— А Катерина в общем-то к Виктору равнодушна, — сказала я, — по-моему, она никого любить не способна.
Пьяный пассажир попытался вскарабкаться в трамвай, но, неразборчиво мыча, свалился обратно.
Я так отчетливо представляла его родительский дом, его мать, его отца, все коренастые, с узковатыми глазами, представляла, как привозит он меня к себе, и вот, через сад (у них, он рассказывал, большой красивый сад), точно сквозь кружевную зеленую пену, идем мы в дом, а мать, притаившись за шторой, будто мачеха в сказке, глядит из окна — кого это он привез…
Когда Наталья так придумывала, какое-то непонятное, щемящее чувство накатывало на меня, и сейчас мне захотелось вернуться в мастерскую, обнять малознакомого мне Витьку, обнять, прижать к груди и плакать вместе с ним об утраченном детстве, о детском одиночестве, о детских слезах и о золотой мечте, которая если и сбудется, то окажется совсем не той, что когда-то, в сумраке зимнем, в темном лепетании летнем пригрезилась тебе. Хотелось плакать.
— Но я оказалась другой, — неожиданно четко произнесла Наталья, — его мать желала бы видеть на моем месте не такую невестку.
— А Катька? — Я с трудом вырвалась из разноцветного тумана чувств.
— Катька?
— Следующая остановка «Бани», — скороговоркой объявил скандальный голос.
— Катька?
* * *
В воображении я давно жила в их доме, я приспосабливалась к его отцу — хромому сердитому человеку; мне хотелось всегда сделать ему что-нибудь приятное, он ведь прожил очень тяжелую жизнь — девятилетним мальчишкой остался сиротой, отца репрессировали, мать умерла, был голод, его выкармливали соседи. И мне так радостно было приготовить ему что-нибудь вкусное…
(Я знала, что Наталья терпеть не могла заниматься кухней!)
…А мать все смотрела и смотрела на меня жаркими узкими глазами.
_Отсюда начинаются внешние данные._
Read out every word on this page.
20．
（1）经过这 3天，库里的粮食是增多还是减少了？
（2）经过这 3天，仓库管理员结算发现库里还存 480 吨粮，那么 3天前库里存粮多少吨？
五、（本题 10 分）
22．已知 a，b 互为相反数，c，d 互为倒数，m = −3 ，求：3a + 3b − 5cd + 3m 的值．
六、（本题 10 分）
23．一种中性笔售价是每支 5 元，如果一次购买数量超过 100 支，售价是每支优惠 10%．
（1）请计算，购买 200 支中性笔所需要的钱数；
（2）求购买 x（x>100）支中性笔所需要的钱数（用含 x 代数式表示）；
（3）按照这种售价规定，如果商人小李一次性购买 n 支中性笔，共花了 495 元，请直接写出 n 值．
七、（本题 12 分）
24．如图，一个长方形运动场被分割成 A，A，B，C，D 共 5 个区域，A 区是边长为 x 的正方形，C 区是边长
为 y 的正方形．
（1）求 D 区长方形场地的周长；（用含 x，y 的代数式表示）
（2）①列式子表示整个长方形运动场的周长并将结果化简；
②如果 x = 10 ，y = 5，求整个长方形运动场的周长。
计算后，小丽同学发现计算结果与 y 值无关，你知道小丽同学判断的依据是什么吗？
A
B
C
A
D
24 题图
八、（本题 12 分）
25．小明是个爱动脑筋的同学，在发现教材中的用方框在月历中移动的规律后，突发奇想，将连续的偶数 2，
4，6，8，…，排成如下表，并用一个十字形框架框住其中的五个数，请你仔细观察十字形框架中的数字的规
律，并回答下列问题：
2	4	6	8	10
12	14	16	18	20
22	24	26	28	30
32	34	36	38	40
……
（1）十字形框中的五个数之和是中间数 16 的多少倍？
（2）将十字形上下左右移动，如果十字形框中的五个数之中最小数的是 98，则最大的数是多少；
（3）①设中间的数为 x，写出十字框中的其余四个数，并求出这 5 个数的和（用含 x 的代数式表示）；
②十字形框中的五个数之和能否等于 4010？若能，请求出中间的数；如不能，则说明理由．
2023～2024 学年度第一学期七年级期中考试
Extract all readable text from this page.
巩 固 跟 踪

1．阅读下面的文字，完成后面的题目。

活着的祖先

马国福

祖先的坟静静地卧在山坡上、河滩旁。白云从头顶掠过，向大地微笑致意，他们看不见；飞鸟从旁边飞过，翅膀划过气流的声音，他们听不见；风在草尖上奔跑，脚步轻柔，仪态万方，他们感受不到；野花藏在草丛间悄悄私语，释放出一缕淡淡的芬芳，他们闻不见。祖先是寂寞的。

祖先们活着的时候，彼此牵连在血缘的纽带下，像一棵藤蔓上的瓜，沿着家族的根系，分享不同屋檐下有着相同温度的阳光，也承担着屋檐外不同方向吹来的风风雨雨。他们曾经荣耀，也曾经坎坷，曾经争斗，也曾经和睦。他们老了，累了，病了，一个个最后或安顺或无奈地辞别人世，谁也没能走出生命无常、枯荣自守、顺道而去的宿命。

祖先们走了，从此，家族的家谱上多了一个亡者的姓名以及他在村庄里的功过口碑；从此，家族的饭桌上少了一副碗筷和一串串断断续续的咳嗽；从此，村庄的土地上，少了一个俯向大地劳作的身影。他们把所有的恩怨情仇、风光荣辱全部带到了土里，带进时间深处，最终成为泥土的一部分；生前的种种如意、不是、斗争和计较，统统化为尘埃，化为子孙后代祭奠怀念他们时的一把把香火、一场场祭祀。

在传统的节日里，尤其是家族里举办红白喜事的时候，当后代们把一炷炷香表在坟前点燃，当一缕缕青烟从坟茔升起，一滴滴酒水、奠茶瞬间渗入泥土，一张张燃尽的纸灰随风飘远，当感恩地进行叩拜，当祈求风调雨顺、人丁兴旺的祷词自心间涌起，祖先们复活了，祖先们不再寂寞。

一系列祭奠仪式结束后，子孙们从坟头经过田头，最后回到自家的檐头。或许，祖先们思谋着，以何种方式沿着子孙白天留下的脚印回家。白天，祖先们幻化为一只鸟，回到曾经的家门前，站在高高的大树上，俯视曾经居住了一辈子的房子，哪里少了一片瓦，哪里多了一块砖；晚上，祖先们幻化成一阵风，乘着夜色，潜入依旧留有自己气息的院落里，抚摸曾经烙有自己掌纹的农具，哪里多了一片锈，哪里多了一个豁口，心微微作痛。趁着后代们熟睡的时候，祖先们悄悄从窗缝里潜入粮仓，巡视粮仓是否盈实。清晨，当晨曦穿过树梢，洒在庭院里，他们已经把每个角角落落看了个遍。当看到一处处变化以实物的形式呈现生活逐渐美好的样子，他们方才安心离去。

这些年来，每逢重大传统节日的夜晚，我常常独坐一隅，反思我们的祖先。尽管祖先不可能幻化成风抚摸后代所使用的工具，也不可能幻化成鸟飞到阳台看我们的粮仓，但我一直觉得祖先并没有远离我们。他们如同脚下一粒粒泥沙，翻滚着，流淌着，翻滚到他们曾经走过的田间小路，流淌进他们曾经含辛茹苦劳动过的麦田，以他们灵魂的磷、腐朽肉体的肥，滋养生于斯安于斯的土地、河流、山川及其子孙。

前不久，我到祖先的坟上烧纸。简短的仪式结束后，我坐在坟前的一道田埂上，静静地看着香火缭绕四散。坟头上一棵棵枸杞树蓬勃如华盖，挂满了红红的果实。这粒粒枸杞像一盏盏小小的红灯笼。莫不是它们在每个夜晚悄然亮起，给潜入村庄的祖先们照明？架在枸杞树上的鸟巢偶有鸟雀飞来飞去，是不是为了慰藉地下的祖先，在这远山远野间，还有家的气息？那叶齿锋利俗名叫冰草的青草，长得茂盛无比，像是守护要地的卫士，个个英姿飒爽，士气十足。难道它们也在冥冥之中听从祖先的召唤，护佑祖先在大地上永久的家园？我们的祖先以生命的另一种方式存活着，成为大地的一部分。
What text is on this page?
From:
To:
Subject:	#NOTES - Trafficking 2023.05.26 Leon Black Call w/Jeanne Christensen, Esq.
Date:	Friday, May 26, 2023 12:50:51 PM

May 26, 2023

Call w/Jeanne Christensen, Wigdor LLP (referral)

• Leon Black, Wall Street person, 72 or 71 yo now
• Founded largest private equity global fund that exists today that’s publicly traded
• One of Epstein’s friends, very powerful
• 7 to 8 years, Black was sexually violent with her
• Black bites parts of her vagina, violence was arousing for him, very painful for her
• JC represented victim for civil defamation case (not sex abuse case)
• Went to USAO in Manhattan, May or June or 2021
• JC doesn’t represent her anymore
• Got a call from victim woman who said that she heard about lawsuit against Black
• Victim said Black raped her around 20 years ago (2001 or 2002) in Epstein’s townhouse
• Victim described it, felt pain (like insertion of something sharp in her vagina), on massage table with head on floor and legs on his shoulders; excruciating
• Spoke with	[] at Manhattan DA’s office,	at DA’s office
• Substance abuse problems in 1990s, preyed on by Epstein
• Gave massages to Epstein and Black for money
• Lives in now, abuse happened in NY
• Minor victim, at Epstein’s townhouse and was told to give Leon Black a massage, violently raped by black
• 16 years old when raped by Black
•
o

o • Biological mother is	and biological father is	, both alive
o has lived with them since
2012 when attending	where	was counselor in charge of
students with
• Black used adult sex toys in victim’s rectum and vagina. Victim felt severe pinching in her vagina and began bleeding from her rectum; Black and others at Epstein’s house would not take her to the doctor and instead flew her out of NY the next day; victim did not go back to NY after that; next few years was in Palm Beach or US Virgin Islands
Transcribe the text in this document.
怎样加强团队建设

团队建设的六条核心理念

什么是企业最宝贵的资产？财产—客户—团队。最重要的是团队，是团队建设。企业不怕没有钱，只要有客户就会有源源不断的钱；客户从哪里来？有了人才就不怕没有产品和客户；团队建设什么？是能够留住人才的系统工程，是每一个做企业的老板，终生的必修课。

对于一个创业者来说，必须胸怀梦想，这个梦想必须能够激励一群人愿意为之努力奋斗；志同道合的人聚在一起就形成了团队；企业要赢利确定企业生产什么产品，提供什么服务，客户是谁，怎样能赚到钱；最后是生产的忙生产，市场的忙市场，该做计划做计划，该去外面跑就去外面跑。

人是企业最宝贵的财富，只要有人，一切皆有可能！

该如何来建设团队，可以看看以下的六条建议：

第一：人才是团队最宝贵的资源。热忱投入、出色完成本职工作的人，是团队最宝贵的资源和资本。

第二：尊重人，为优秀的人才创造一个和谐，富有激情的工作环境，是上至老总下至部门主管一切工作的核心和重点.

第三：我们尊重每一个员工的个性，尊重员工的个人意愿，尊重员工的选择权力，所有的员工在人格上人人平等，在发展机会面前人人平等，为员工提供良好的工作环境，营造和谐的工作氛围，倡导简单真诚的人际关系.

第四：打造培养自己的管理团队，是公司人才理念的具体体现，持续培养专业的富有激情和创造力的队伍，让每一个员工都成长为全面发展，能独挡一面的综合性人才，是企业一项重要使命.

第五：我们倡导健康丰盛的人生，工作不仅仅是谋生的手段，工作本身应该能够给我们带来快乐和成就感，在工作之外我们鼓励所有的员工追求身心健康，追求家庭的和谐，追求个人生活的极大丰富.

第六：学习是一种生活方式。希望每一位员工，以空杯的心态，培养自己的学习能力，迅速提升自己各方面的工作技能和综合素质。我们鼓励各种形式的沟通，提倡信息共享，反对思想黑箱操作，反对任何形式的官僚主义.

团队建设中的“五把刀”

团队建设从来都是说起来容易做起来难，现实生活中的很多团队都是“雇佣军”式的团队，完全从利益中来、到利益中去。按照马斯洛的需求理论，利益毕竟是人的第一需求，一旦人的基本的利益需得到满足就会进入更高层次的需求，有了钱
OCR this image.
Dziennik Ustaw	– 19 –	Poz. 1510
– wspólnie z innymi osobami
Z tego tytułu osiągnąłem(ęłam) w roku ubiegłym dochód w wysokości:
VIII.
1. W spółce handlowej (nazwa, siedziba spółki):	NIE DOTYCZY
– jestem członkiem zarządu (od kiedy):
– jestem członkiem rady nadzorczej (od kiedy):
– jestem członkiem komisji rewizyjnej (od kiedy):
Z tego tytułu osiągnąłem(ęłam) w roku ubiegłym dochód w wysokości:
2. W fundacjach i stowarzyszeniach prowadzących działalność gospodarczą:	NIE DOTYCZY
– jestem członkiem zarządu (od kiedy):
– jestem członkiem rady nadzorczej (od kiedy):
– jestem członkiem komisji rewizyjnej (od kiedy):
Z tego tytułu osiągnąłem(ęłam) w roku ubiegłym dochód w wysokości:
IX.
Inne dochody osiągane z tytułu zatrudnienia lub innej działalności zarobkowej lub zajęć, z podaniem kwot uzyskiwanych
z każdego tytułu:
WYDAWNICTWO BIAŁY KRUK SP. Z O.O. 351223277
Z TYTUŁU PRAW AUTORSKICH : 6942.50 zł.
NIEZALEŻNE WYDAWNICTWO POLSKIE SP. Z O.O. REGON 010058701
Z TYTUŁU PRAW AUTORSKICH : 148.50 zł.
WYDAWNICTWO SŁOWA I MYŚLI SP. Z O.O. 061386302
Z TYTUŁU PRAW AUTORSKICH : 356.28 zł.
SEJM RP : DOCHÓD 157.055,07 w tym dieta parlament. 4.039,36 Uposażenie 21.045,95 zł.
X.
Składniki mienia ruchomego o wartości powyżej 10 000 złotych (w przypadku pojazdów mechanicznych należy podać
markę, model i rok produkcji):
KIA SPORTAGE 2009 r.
Как на чужую.
Его родители не понимали ласки, чаще они равнодушно и привычно перебранивались, иногда он сбрасывал со стола в гневе посуду, и стеклянных стаканов, фарфоровых чашек и тарелок она никогда не ставила; сама она тоже порой запускала в мужа железной кружкой. Она считала, что я все равно брошу ее сына, и заранее ненавидела меня. Я выросла в тишине и нежности, он — в грохоте оскорблений и постоянном труде. Они, конечно, умели любить, но язык любви у них был иной: то, что могло показаться мне лишь ссорой и руганью, было, возможно, их своеобразной лаской… И мы не понимали друг друга.
— Стадион! — объявил тот же голос, заглатывая «а» и почти заменяя «о» на «у».
— А в школе, — продолжала Наталья, — ты не представляешь, такой он был маленький! Этакая коряжка. Все считали его тупым, а он просто очень медленно соображал — маленький, остриженный наголо, все делающий из упрямства наоборот.